On Sunday, 2020 Democratic presidential candidate Pete Buttigieg appeared on CNN’s “State of the Union” with host Jake Tapper. During the segment, he was asked about his previous broad characterization of individuals who support President Trump.
Tapper asked: “One of your closing arguments in Iowa is that you can win over Republican voters. I know a number of your precinct captains are former Trump voters … but Republicans have been seizing, including in a new Trump ad, on a statement you made, saying, ‘Anyone who supported this President is, at best, looking the other way on racism.’ You’ve also said that on my show. That’s almost 63 million Americans who you’re painting with a pretty broad brush. Do you regret saying that at all?”
No, I’m very concerned about the racial division that this president has fostered, and I’m meeting a lot of voters who are no longer willing to look the other way on that, looking for a new political home, and I think it’s one of the reasons that we have seen so many people – in addition to the die-hard Democrats who are coming to our events – we’re seeing independents and a remarkable number of people who tell me that they are those future former Republicans that I like to talk about in our campaign. And it’s not that I am pretending to be more conservative than I am, but that if we don’t agree on everything, we can at least agree on turning the page and moving past what this president has done to the country.
In August 2019, Tapper and Buttigieg had a very similar exchange, as referenced by the host on Sunday.

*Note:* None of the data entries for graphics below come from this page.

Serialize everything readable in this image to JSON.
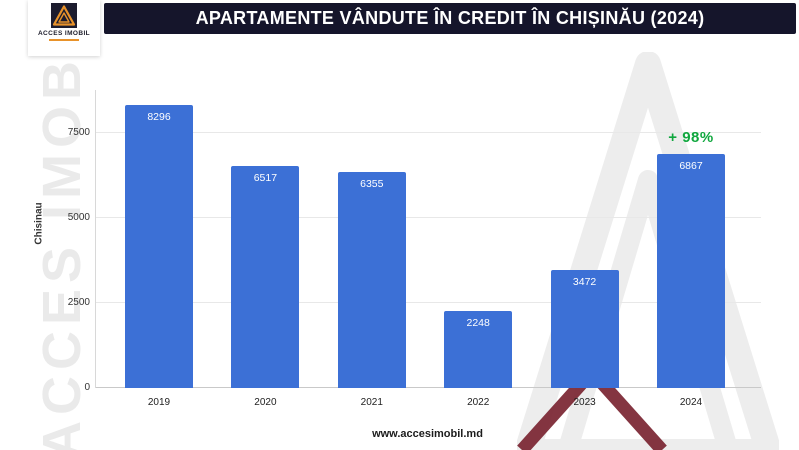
{
  "header": {
    "title": "APARTAMENTE VÂNDUTE ÎN CREDIT ÎN CHIȘINĂU (2024)"
  },
  "logo": {
    "name": "ACCES IMOBIL"
  },
  "watermarks": {
    "left_text": "ACCES IMOBIL"
  },
  "footer": {
    "url": "www.accesimobil.md"
  },
  "colors": {
    "header_bg": "#15152b",
    "accent_orange": "#e8922a",
    "watermark_gray": "#ededed",
    "watermark_red": "#7a2431",
    "bar_blue": "#3c70d6",
    "annotation_green": "#10a73e"
  },
  "chart_data": {
    "type": "bar",
    "title": "APARTAMENTE VÂNDUTE ÎN CREDIT ÎN CHIȘINĂU (2024)",
    "categories": [
      "2019",
      "2020",
      "2021",
      "2022",
      "2023",
      "2024"
    ],
    "values": [
      8296,
      6517,
      6355,
      2248,
      3472,
      6867
    ],
    "xlabel": "",
    "ylabel": "Chisinau",
    "ylim": [
      0,
      8750
    ],
    "yticks": [
      0,
      2500,
      5000,
      7500
    ],
    "grid": true,
    "legend": "none",
    "bar_color": "#3c70d6",
    "annotation": {
      "text": "+ 98%",
      "category": "2024",
      "color": "#10a73e"
    }
  }
}
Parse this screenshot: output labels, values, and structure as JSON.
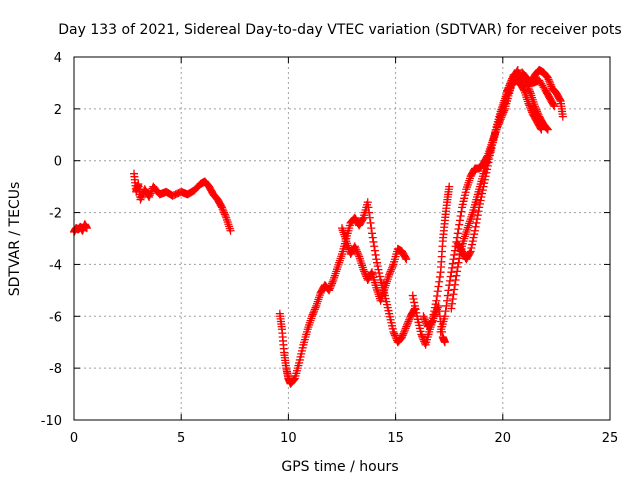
{
  "chart_data": {
    "type": "scatter",
    "title": "Day 133 of 2021, Sidereal Day-to-day VTEC variation (SDTVAR) for receiver pots",
    "xlabel": "GPS time / hours",
    "ylabel": "SDTVAR / TECUs",
    "xlim": [
      0,
      25
    ],
    "ylim": [
      -10,
      4
    ],
    "xticks": [
      0,
      5,
      10,
      15,
      20,
      25
    ],
    "yticks": [
      -10,
      -8,
      -6,
      -4,
      -2,
      0,
      2,
      4
    ],
    "grid": true,
    "marker": "+",
    "series_color": "#ff0000",
    "series": [
      {
        "segments": [
          [
            [
              0.0,
              -2.75
            ],
            [
              0.1,
              -2.6
            ],
            [
              0.2,
              -2.65
            ],
            [
              0.3,
              -2.55
            ],
            [
              0.4,
              -2.7
            ],
            [
              0.5,
              -2.45
            ],
            [
              0.6,
              -2.6
            ]
          ],
          [
            [
              2.8,
              -0.5
            ],
            [
              2.9,
              -1.2
            ],
            [
              3.0,
              -0.9
            ],
            [
              3.1,
              -1.5
            ],
            [
              3.3,
              -1.1
            ],
            [
              3.5,
              -1.4
            ],
            [
              3.7,
              -1.0
            ],
            [
              4.0,
              -1.3
            ],
            [
              4.3,
              -1.2
            ],
            [
              4.6,
              -1.35
            ],
            [
              5.0,
              -1.2
            ],
            [
              5.3,
              -1.3
            ],
            [
              5.6,
              -1.15
            ],
            [
              5.9,
              -0.9
            ],
            [
              6.1,
              -0.8
            ],
            [
              6.3,
              -1.0
            ],
            [
              6.5,
              -1.3
            ],
            [
              6.7,
              -1.5
            ],
            [
              6.9,
              -1.8
            ],
            [
              7.1,
              -2.2
            ],
            [
              7.3,
              -2.7
            ]
          ],
          [
            [
              9.6,
              -5.9
            ],
            [
              9.7,
              -6.5
            ],
            [
              9.8,
              -7.4
            ],
            [
              9.9,
              -8.0
            ],
            [
              10.0,
              -8.4
            ],
            [
              10.1,
              -8.6
            ],
            [
              10.3,
              -8.4
            ],
            [
              10.5,
              -7.8
            ],
            [
              10.7,
              -7.1
            ],
            [
              10.9,
              -6.5
            ],
            [
              11.1,
              -6.0
            ],
            [
              11.3,
              -5.6
            ],
            [
              11.5,
              -5.1
            ],
            [
              11.7,
              -4.8
            ],
            [
              11.9,
              -5.0
            ],
            [
              12.1,
              -4.6
            ],
            [
              12.3,
              -4.1
            ],
            [
              12.5,
              -3.6
            ],
            [
              12.7,
              -3.0
            ],
            [
              12.9,
              -2.4
            ],
            [
              13.1,
              -2.2
            ],
            [
              13.3,
              -2.5
            ],
            [
              13.5,
              -2.2
            ],
            [
              13.7,
              -1.6
            ],
            [
              13.9,
              -2.8
            ],
            [
              14.1,
              -3.8
            ],
            [
              14.3,
              -4.6
            ],
            [
              14.5,
              -5.2
            ],
            [
              14.7,
              -5.9
            ],
            [
              14.9,
              -6.6
            ],
            [
              15.1,
              -7.0
            ],
            [
              15.3,
              -6.8
            ],
            [
              15.5,
              -6.4
            ],
            [
              15.7,
              -6.0
            ],
            [
              15.9,
              -5.7
            ]
          ],
          [
            [
              12.5,
              -2.6
            ],
            [
              12.7,
              -3.1
            ],
            [
              12.9,
              -3.6
            ],
            [
              13.1,
              -3.3
            ],
            [
              13.3,
              -3.7
            ],
            [
              13.5,
              -4.2
            ],
            [
              13.7,
              -4.6
            ],
            [
              13.9,
              -4.3
            ],
            [
              14.1,
              -4.9
            ],
            [
              14.3,
              -5.4
            ],
            [
              14.5,
              -4.9
            ],
            [
              14.7,
              -4.4
            ],
            [
              14.9,
              -4.0
            ],
            [
              15.1,
              -3.4
            ],
            [
              15.3,
              -3.5
            ],
            [
              15.5,
              -3.8
            ]
          ],
          [
            [
              15.8,
              -5.2
            ],
            [
              16.0,
              -6.0
            ],
            [
              16.2,
              -6.7
            ],
            [
              16.4,
              -7.1
            ],
            [
              16.6,
              -6.5
            ],
            [
              16.8,
              -6.0
            ],
            [
              17.0,
              -5.6
            ],
            [
              17.2,
              -6.8
            ],
            [
              17.3,
              -7.0
            ]
          ],
          [
            [
              16.3,
              -6.0
            ],
            [
              16.5,
              -6.4
            ],
            [
              16.7,
              -6.2
            ],
            [
              16.9,
              -5.4
            ],
            [
              17.1,
              -4.3
            ],
            [
              17.2,
              -3.1
            ],
            [
              17.3,
              -2.3
            ],
            [
              17.4,
              -1.6
            ],
            [
              17.5,
              -1.0
            ]
          ],
          [
            [
              17.1,
              -6.6
            ],
            [
              17.3,
              -6.0
            ],
            [
              17.5,
              -4.8
            ],
            [
              17.7,
              -3.8
            ],
            [
              17.9,
              -2.8
            ],
            [
              18.1,
              -1.8
            ],
            [
              18.3,
              -1.1
            ],
            [
              18.5,
              -0.6
            ],
            [
              18.7,
              -0.3
            ],
            [
              18.9,
              -0.3
            ],
            [
              19.1,
              -0.1
            ],
            [
              19.3,
              0.2
            ],
            [
              19.5,
              0.7
            ],
            [
              19.7,
              1.2
            ],
            [
              19.9,
              1.6
            ],
            [
              20.1,
              2.0
            ],
            [
              20.3,
              2.6
            ],
            [
              20.5,
              3.2
            ],
            [
              20.7,
              3.5
            ]
          ],
          [
            [
              17.6,
              -5.7
            ],
            [
              17.8,
              -4.6
            ],
            [
              18.0,
              -3.6
            ],
            [
              18.2,
              -3.0
            ],
            [
              18.4,
              -2.5
            ],
            [
              18.6,
              -2.0
            ],
            [
              18.8,
              -1.4
            ],
            [
              19.0,
              -0.8
            ],
            [
              19.2,
              -0.2
            ],
            [
              19.4,
              0.3
            ],
            [
              19.6,
              0.9
            ],
            [
              19.8,
              1.5
            ],
            [
              20.0,
              2.0
            ],
            [
              20.2,
              2.5
            ],
            [
              20.4,
              2.9
            ],
            [
              20.6,
              3.1
            ],
            [
              20.8,
              3.0
            ],
            [
              21.0,
              2.7
            ],
            [
              21.2,
              2.2
            ],
            [
              21.4,
              1.8
            ],
            [
              21.6,
              1.5
            ],
            [
              21.8,
              1.2
            ]
          ],
          [
            [
              17.9,
              -3.2
            ],
            [
              18.1,
              -3.5
            ],
            [
              18.3,
              -3.8
            ],
            [
              18.5,
              -3.5
            ],
            [
              18.7,
              -2.7
            ],
            [
              18.9,
              -1.8
            ],
            [
              19.1,
              -1.0
            ],
            [
              19.3,
              -0.2
            ],
            [
              19.5,
              0.6
            ],
            [
              19.7,
              1.3
            ],
            [
              19.9,
              1.9
            ],
            [
              20.1,
              2.4
            ],
            [
              20.3,
              2.9
            ],
            [
              20.5,
              3.3
            ],
            [
              20.7,
              3.4
            ],
            [
              20.9,
              3.2
            ],
            [
              21.1,
              3.0
            ],
            [
              21.3,
              2.6
            ],
            [
              21.5,
              2.1
            ],
            [
              21.7,
              1.7
            ],
            [
              21.9,
              1.4
            ],
            [
              22.1,
              1.2
            ]
          ],
          [
            [
              20.9,
              3.4
            ],
            [
              21.1,
              3.2
            ],
            [
              21.3,
              3.0
            ],
            [
              21.5,
              3.3
            ],
            [
              21.7,
              3.5
            ],
            [
              21.9,
              3.4
            ],
            [
              22.1,
              3.2
            ],
            [
              22.3,
              2.8
            ],
            [
              22.5,
              2.6
            ],
            [
              22.7,
              2.3
            ],
            [
              22.8,
              1.7
            ]
          ],
          [
            [
              20.2,
              2.7
            ],
            [
              20.5,
              3.1
            ],
            [
              20.8,
              3.2
            ],
            [
              21.1,
              3.1
            ],
            [
              21.4,
              3.0
            ],
            [
              21.7,
              3.1
            ],
            [
              22.0,
              2.7
            ],
            [
              22.2,
              2.4
            ],
            [
              22.4,
              2.1
            ]
          ]
        ]
      }
    ]
  }
}
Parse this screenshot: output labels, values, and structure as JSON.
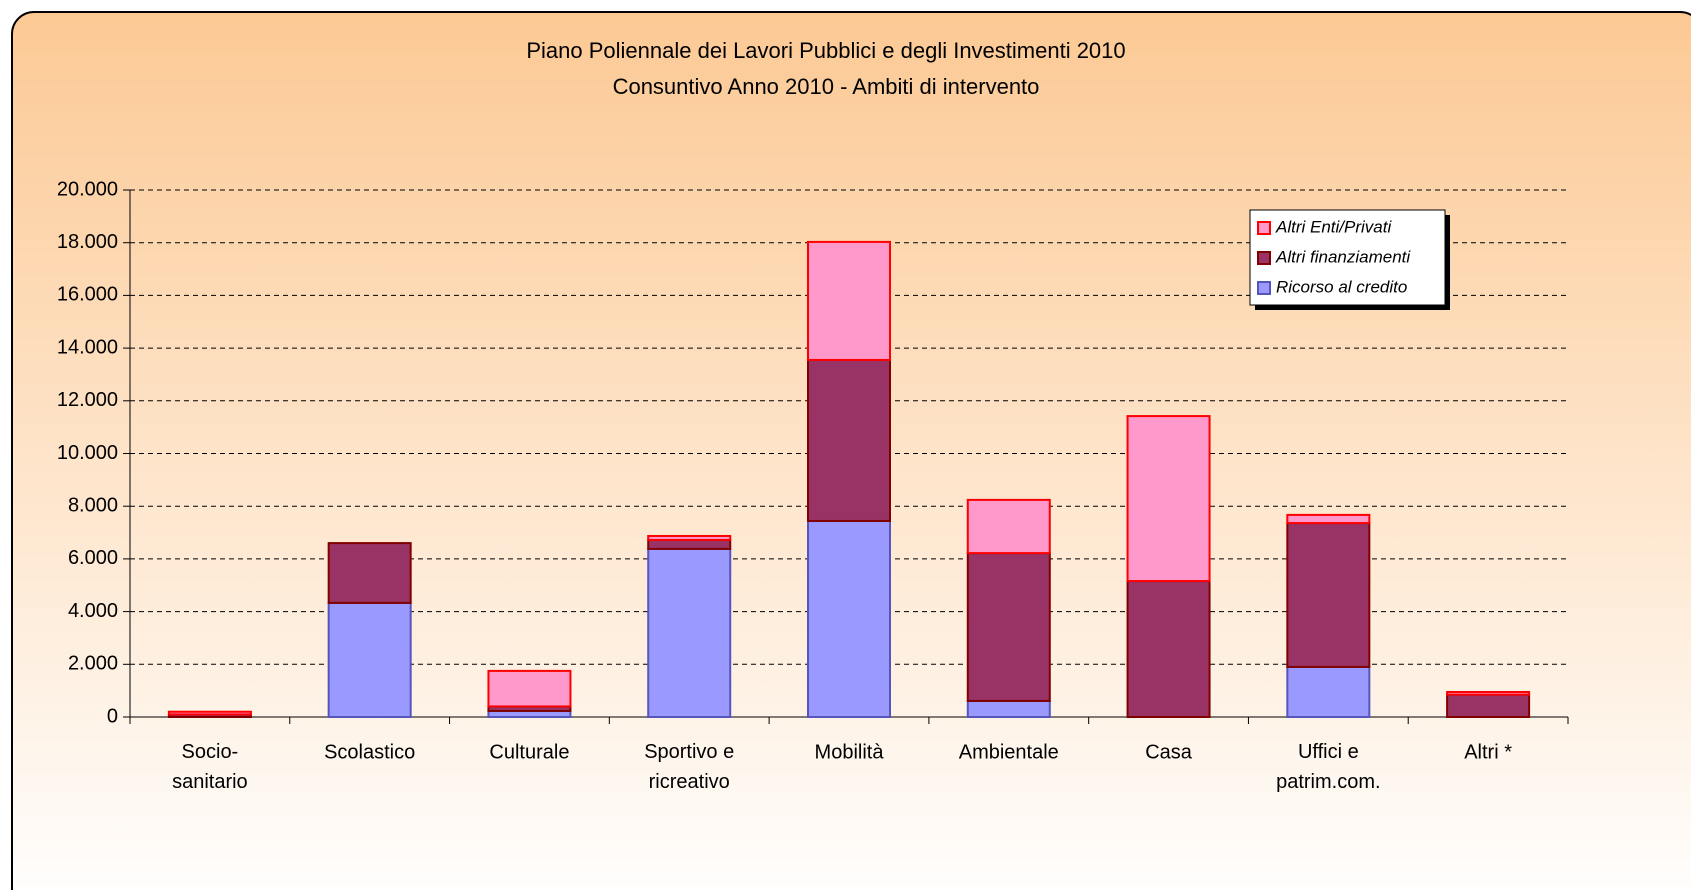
{
  "chart_data": {
    "type": "stacked_bar",
    "title": "Piano Poliennale dei Lavori Pubblici e degli Investimenti 2010",
    "subtitle": "Consuntivo Anno 2010 -  Ambiti di intervento",
    "categories": [
      "Socio-\nsanitario",
      "Scolastico",
      "Culturale",
      "Sportivo e\nricreativo",
      "Mobilità",
      "Ambientale",
      "Casa",
      "Uffici e\npatrim.com.",
      "Altri *"
    ],
    "series": [
      {
        "name": "Ricorso al credito",
        "color": "#9999ff",
        "values": [
          0,
          4330,
          230,
          6380,
          7440,
          610,
          0,
          1900,
          0
        ]
      },
      {
        "name": "Altri finanziamenti",
        "color": "#993366",
        "values": [
          100,
          2270,
          170,
          340,
          6110,
          5610,
          5160,
          5460,
          850
        ]
      },
      {
        "name": "Altri Enti/Privati",
        "color": "#ff99cc",
        "values": [
          100,
          0,
          1350,
          150,
          4480,
          2020,
          6260,
          310,
          100
        ]
      }
    ],
    "ylim": [
      0,
      20000
    ],
    "yticks": [
      0,
      {
        "value": 2000,
        "label": "2.000"
      },
      {
        "value": 4000,
        "label": "4.000"
      },
      {
        "value": 6000,
        "label": "6.000"
      },
      {
        "value": 8000,
        "label": "8.000"
      },
      {
        "value": 10000,
        "label": "10.000"
      },
      {
        "value": 12000,
        "label": "12.000"
      },
      {
        "value": 14000,
        "label": "14.000"
      },
      {
        "value": 16000,
        "label": "16.000"
      },
      {
        "value": 18000,
        "label": "18.000"
      },
      {
        "value": 20000,
        "label": "20.000"
      }
    ],
    "grid": true,
    "legend": "top-right"
  }
}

Tapper asked Buttigieg if he believed that “to cast a vote for President Trump in 2020” is a “racist act” due to the fact that the candidate had previously described President Trump as a “white nationalist.”
Buttigieg replied: “Well at best, it means looking the other way on racism. Basically what he’s saying is, ‘All right, I want you to look the other way on the racism, tolerate the negativity, accept the instability of my administration because I’m going to deliver for you job growth almost as good as the Obama years.’ That’s what his argument amounts to now and it’s part of the reason why he’s unpopular.”
At the time, Buttigieg was in between the first of two polling peaks, the latter of which he would reach in December. Several late-November/early-December national polls had the candidate in double digits, reaching as high as 16%.
Since then, however, Buttigieg’s national poll numbers have fallen. As of publication, the RealClearPolitics average of national polls has Buttigieg in fifth place with 6.7% support, behind late-entrant Michael Bloomberg, who is polling at 8%.
In Iowa, which caucuses on Monday, Buttigieg sits in third place with 15.4% support, behind former Vice President Joe Biden with 20.2% support, and Sen. Bernie Sanders (I-VT) with 24.6%, according to RealClearPolitics. This is a drastic change from mid-December and the very beginning of January when Buttigieg was in first position in Iowa.